Oggi, 5 maggio, si festeggia Sant’Angelo. Di famiglia di giudei convertiti, nacque a Gerusalemme nel 1185. Una volta scomparsi i genitori, assieme al fratello gemello Giovanni decise di entrare fra i Carmelitani, emettendo poi la professione religiosa nelle mani del Superiore generale San Brocardo, nel convento sul Monte Carmelo. Il Monte Carmelo che in Palestina segna il confine tra la Galilea e la Samaria e termina con il promontorio omonimo che forma il golfo di Haifa, è la culla dell’antico Ordine monastico contemplativo d’origine orientale, quello appunto dei Carmelitani.
L’Ordine si trasformò da contemplativo in Ordine mendicante nel XIII secolo, quando venne introdotto in Occidente, secondo la Regola di Sant’Alberto di Gerusalemme (1214 ca.). Durante questo secolo vissero anche San Francesco d’Assisi e San Domenico Guzman, un periodo contraddistinto dal sorgere ed espandersi degli Ordini mendicanti, che portarono una grande rivoluzione spirituale nella Chiesa cattolica.
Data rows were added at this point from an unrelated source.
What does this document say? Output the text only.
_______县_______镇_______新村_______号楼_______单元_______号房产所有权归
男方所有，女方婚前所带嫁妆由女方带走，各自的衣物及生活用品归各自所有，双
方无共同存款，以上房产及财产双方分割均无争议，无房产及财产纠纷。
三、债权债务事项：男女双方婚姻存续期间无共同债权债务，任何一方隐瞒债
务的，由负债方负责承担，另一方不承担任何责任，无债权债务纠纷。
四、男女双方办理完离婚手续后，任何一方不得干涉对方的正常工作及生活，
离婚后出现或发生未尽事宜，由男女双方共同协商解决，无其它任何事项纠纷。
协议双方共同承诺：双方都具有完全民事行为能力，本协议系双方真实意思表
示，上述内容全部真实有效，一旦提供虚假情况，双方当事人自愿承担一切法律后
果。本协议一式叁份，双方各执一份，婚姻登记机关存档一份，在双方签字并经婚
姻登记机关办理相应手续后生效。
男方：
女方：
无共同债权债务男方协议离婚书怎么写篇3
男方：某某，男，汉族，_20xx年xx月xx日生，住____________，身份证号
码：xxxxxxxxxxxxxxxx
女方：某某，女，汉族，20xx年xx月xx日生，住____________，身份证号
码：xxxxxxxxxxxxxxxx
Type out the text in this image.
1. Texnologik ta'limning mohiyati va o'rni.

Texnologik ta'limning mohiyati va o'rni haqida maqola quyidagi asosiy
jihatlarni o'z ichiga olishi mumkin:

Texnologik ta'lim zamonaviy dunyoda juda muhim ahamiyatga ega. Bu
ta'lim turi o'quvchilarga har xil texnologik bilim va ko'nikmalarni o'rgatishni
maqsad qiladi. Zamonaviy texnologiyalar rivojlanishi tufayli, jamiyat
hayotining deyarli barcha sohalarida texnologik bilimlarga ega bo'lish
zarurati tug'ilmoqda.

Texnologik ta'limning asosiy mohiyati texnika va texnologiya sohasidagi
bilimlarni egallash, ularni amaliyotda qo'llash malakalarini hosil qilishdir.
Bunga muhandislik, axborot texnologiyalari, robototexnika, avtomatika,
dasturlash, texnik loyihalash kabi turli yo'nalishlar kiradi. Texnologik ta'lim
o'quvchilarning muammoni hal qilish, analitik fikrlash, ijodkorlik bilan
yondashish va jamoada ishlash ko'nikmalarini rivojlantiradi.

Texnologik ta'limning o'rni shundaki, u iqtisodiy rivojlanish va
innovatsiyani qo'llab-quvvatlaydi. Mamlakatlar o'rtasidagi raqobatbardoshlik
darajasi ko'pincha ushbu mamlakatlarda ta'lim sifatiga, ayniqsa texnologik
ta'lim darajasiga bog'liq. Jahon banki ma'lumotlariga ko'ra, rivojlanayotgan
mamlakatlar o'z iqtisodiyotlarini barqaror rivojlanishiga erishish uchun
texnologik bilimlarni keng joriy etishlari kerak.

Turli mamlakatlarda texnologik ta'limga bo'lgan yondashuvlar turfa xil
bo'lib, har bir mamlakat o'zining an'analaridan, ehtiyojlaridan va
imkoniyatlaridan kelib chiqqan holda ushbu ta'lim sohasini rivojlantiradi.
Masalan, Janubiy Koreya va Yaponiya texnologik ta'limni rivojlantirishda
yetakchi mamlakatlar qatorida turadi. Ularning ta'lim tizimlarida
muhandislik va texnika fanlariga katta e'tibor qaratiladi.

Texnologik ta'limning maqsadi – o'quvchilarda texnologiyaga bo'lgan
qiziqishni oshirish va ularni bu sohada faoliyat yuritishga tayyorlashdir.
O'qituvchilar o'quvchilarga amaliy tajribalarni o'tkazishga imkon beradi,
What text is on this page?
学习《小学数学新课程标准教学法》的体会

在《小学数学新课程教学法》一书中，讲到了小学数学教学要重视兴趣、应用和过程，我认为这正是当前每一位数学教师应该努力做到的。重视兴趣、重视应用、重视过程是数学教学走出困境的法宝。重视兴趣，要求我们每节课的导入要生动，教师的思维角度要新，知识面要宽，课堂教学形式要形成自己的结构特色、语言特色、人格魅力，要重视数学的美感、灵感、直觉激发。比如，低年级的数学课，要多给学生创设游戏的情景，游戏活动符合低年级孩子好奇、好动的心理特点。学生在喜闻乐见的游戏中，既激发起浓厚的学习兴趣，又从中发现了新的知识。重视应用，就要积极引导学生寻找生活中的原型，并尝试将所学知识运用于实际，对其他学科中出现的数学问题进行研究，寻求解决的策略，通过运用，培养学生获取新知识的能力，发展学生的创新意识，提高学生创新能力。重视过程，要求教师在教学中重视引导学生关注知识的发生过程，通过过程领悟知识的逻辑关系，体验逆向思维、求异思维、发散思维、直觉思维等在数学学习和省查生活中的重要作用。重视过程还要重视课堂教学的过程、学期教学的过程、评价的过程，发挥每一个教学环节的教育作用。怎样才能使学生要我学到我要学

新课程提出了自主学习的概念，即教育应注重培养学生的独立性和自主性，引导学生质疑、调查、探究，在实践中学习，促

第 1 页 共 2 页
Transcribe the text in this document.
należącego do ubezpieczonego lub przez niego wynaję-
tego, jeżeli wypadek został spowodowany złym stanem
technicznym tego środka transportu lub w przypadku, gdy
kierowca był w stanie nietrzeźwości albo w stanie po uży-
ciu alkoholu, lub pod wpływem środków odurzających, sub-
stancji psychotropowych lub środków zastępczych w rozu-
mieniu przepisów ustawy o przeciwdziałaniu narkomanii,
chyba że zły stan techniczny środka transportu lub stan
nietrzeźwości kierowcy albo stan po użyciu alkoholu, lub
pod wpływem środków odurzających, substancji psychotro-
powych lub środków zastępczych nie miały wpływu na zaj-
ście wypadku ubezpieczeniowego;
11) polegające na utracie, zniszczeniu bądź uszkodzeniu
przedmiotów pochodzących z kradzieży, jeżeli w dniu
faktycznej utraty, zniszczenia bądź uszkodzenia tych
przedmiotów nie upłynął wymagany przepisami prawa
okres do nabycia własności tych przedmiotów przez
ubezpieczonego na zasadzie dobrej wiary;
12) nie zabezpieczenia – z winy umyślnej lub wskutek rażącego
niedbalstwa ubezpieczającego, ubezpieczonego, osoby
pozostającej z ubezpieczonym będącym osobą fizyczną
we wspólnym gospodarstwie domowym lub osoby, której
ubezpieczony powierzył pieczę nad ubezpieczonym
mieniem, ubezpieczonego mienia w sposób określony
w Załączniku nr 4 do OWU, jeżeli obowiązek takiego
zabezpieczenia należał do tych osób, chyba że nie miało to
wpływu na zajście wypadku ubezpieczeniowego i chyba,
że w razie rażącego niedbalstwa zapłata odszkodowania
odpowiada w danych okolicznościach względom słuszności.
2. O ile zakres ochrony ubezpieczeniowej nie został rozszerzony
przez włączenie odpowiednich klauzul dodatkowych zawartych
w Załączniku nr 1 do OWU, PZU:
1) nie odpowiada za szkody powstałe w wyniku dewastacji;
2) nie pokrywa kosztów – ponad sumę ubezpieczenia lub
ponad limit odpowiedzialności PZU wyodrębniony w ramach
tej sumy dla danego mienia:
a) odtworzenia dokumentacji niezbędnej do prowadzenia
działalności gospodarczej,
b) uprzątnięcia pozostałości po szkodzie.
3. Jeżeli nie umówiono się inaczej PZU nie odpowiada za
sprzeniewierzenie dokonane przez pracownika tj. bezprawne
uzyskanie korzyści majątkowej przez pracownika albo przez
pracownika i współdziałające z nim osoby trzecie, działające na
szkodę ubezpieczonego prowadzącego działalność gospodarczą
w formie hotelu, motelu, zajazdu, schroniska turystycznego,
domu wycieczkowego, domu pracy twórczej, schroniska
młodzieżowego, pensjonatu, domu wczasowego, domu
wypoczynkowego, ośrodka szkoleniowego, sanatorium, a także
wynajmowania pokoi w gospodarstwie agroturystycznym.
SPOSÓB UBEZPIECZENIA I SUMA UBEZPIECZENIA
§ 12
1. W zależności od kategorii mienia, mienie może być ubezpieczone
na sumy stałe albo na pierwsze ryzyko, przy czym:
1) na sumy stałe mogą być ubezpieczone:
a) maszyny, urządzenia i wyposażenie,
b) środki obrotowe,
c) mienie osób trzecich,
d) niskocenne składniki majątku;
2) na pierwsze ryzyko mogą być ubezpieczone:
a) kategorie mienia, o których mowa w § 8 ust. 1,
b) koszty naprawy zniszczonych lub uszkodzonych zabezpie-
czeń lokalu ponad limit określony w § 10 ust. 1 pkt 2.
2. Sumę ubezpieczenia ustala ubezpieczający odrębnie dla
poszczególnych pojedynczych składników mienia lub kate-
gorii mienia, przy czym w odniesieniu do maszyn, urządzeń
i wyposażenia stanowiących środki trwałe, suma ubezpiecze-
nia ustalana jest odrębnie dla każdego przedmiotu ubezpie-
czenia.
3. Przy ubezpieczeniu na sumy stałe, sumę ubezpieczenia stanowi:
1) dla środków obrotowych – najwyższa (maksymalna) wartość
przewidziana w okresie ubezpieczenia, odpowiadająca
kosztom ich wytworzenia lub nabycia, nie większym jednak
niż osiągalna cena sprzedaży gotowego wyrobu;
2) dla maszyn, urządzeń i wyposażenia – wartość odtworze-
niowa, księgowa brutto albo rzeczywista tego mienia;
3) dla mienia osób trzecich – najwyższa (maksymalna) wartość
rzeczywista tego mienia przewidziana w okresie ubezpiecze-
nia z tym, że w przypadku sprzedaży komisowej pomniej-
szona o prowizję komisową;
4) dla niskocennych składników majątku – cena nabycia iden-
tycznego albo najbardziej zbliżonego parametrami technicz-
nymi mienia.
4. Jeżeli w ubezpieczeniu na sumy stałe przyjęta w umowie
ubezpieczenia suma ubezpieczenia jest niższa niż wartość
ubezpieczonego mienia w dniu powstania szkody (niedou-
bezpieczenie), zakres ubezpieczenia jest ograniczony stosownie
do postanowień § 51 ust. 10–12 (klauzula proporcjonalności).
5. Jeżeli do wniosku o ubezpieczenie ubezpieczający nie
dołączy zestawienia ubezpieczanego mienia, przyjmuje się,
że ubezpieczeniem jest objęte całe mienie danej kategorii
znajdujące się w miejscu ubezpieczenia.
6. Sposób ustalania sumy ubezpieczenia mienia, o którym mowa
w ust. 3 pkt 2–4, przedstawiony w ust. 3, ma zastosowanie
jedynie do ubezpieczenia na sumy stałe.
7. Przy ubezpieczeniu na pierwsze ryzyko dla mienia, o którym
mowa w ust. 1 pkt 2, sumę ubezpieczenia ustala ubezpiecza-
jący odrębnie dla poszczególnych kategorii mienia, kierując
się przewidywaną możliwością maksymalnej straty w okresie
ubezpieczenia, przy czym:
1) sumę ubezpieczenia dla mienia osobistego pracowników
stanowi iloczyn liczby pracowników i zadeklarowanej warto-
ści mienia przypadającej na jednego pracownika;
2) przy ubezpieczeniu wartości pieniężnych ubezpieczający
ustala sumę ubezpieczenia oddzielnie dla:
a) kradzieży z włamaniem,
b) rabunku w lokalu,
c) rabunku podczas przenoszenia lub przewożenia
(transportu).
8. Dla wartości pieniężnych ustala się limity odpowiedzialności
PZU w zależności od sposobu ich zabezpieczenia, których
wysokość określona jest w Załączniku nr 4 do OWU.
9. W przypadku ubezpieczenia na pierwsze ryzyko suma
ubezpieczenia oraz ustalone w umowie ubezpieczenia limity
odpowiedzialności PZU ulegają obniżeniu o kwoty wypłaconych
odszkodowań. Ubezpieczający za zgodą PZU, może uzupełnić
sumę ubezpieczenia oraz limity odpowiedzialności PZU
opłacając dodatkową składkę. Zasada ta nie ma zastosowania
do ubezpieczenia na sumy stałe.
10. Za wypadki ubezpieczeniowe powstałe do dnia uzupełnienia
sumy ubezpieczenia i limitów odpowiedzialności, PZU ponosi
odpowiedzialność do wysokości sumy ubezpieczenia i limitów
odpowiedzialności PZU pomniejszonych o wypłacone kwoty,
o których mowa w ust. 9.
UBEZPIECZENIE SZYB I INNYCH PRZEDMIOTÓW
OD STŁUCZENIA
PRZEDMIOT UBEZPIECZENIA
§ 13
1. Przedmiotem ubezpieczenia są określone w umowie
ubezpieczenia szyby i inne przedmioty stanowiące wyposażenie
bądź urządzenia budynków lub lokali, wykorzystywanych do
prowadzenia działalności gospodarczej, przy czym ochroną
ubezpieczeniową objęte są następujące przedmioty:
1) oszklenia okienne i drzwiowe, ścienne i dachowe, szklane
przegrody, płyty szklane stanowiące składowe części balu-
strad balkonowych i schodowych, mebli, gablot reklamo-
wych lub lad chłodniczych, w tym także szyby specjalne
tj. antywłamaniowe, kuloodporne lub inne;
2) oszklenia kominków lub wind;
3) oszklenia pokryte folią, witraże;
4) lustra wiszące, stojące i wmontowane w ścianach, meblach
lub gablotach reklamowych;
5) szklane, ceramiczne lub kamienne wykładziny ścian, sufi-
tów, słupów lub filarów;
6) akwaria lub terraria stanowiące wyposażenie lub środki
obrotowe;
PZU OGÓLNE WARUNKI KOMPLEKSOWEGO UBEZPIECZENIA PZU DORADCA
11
In quel periodo Angelo entrò nel Carmelo: a soli 25 anni venne ordinato sacerdote e un po’ più tardi, nel 1218, venne incaricato di recarsi a Roma per illustrare e ottenere da papa Onorio III la conferma della nuova e definitiva Regola del Carmelo. Conferma che arrivò nel 1226.
Dopo aver predicato fruttuosamente a San Giovanni in Laterano, Angelo venne inviato in Sicilia per predicare contro i “catari” che infestavano l’isola. L’eresia catara si era propagata dopo il 1000, dall’Oriente all’Occidente, puntando su un’antitesi primordiale tra il bene e il male (dal quale procede il mondo) e alla condanna radicale di tutto ciò che è carnale e terreno. Il movimento eretico assumette varie denominazioni: Albigesi, Bulgari, Patarini, Pubblicani.
Angelo trovò la morte proprio in Sicilia, per mano di un signorotto locale, tal Berengario: dopo aver convinto la sua convivente ad abbandonarlo, in quanto legata a lui da vincoli di parentela, Angelo venne assalito dal nobile nella chiesa dei Santi Filippo e Giacomo a Licata e colpito a morte con una spada. Morì pochi giorni dopo, chiedendo che l’aggressore venisse perdonato. Fu sepolto nella stessa chiesa del martirio e il suo sepolcro divenne subito meta di pellegrinaggi, mentre il suo culto si diffuse rapidamente.
L’Ordine Carmelitano lo venera come santo almeno dal 1456 e papa Pio II nel XV secolo ne approvò il culto. Nel 1662 le sue reliquie vennero traslate nella nuova chiesa, edificata nello stesso luogo in seguito alla liberazione della città dalla peste (1625) per intercessione del Santo. Nell’arte è raffigurato con la palma del martirio in mano, tre corone (verginità, predicazione, martirio) e con una spada che gli trapassa il petto.